Les hommes de la Renaissance (XVe -XVIe siècle)

Au XVe siècle, le mouvement humaniste renouvelle les savoirs et prône l'épanouissement de l'Homme par la connaissance et l'éducation. Les idées des humanistes se répandent grâce à l'imprimerie.

La Renaissance artistique est un mouvement artistique qui diversifie les thèmes religieux, adopte de nouvelles techniques et accorde un nouveau statut à l'artiste, notamment par le biais du mécénat. Plusieurs foyers artistiques se développent dans la péninsule italienne et en Europe du Nord.

L'Europe se divise suite à la création de l'Église protestante par Luther et le développement d'autres doctrines religieuses en rupture avec l'Église romaine.

I

L'humanisme

A

Le renouvellement des savoirs

Dès le XIVe siècle, des érudits proposent une nouvelle vision du savoir :

  • Ils critiquent le Moyen Âge qui leur apparaît comme une période d'ignorance.
  • Ils exaltent les savoirs de l'Antiquité.

Pétrarque est un poète florentin souvent considéré comme le premier humaniste. Il exprime clairement son admiration pour les savoirs antiques, en invitant les hommes à "déchirer les ténèbres pour revenir à la lumière pure et originale".

Les contacts avec l'Orient contribuent à cette redécouverte des sources anciennes :

  • Les Byzantins fuient Constantinople aux mains des Turcs ottomans en 1453 et se réfugient dans la péninsule italienne.
  • Les contacts avec le monde arabo-musulman permettent la diffusion des textes antiques traduits par les Arabes.

L'étude des langues anciennes permet une relecture des textes grecs et romains :

  • Les humanistes apprennent le grec et le latin.
  • Ils recherchent les textes antiques oubliés ou transformés pendant le Moyen Âge.
  • Ils traduisent ces textes.
  • Une grande attention est portée à l'étude de la Bible à partir des manuscrits de l'Antiquité.

Pic de la Mirandole propose aux hommes l’étude de Platon afin de mieux comprendre la Bible.
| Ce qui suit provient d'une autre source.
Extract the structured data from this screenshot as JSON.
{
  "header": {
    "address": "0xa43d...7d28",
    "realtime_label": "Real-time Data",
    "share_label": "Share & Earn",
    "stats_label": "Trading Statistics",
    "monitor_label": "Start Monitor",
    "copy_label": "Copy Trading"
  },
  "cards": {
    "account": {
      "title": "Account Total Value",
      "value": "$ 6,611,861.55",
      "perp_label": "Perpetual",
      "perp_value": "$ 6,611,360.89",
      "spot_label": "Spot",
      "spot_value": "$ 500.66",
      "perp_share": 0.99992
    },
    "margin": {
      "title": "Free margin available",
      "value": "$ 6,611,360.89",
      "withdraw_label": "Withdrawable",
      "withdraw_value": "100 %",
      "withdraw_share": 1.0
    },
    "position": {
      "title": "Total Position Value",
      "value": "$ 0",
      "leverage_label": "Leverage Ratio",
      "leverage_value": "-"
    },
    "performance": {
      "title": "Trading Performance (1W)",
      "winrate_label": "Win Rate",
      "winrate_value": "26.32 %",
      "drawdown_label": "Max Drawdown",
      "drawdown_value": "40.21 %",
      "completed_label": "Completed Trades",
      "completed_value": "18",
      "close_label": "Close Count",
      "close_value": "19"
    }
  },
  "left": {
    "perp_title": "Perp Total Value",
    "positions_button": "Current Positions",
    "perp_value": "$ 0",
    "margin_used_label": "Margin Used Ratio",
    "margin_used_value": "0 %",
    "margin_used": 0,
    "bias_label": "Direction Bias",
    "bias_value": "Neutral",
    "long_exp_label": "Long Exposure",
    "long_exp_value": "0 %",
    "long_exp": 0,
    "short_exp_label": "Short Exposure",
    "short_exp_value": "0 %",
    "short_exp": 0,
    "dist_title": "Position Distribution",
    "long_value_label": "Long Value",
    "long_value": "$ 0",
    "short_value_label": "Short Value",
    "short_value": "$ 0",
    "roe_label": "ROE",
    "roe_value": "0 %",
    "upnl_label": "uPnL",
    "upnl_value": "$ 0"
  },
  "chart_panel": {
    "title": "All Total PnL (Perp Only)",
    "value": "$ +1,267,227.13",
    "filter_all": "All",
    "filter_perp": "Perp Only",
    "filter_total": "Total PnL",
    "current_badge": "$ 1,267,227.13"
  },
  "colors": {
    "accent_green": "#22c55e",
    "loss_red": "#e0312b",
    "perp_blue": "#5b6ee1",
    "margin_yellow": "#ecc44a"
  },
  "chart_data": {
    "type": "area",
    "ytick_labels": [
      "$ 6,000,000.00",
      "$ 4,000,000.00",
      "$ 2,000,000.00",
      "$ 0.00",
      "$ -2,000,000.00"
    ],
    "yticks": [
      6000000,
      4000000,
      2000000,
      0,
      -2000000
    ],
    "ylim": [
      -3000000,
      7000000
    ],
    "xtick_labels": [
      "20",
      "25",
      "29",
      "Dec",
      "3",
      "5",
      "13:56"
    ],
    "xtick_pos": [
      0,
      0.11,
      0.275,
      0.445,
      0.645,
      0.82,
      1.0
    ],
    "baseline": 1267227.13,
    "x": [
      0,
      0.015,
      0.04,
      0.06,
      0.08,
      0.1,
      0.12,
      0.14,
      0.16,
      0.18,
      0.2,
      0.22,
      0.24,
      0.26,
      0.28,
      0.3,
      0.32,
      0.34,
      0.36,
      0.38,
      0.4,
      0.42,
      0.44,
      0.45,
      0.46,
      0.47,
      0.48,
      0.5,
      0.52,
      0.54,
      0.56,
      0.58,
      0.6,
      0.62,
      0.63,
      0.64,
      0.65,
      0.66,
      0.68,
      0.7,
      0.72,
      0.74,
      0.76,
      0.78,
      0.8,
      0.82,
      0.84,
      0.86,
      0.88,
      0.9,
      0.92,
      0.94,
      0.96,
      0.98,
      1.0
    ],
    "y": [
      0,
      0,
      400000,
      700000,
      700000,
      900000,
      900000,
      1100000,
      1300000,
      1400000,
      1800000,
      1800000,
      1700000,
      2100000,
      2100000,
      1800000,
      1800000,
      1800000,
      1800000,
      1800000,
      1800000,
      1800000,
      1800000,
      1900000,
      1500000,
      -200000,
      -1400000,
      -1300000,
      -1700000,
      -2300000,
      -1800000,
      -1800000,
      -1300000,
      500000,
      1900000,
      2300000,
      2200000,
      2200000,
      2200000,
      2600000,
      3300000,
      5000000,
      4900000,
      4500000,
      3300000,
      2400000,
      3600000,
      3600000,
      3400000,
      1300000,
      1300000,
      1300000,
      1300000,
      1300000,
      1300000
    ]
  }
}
Les langues vernaculaires font aussi l'objet d’études de la part des humanistes :

  • Des dictionnaires bilingues traduisent le latin dans les langues vernaculaires.
  • Des grammaires sont publiées.
  • Les langues vernaculaires ont désormais des règles.

Antonio de Nebrija publie à la fin du XVe siècle, une grammaire castillane et un dictionnaire bilingue latin-castillan.

B

Les ambitions des humanistes

Les considérations sur l'Homme changent :

  • Au Moyen Âge, l'être humain doit avant tout se préoccuper de gagner son Salut, il est marqué par le péché originel.
  • Les humanistes pensent que l'Homme doit exploiter ses capacités intellectuelles dans tous les domaines afin de permettre son épanouissement.
  • L'Homme est maître de son destin car il possède le libre arbitre.
  • Il doit utiliser la raison.
  • Il ne faut pas considérer ces nouvelles ambitions comme des négations de la religion, les humanistes restent des croyants sincères qui cherchent la meilleure voie d'accès au Salut.

Montaigne est un auteur humaniste qui met en avant l'importance de la raison pour repenser l'ensemble des certitudes de l'Homme.

L’éducation est fondamentale pour atteindre cet objectif :

  • Les humanistes critiquent les enseignements dispensés dans les universités.
  • Ils pensent que l’éducation doit donner l'envie d'apprendre.
  • L’éducation est le seul moyen pour l'homme de progresser et d'atteindre ainsi le bonheur.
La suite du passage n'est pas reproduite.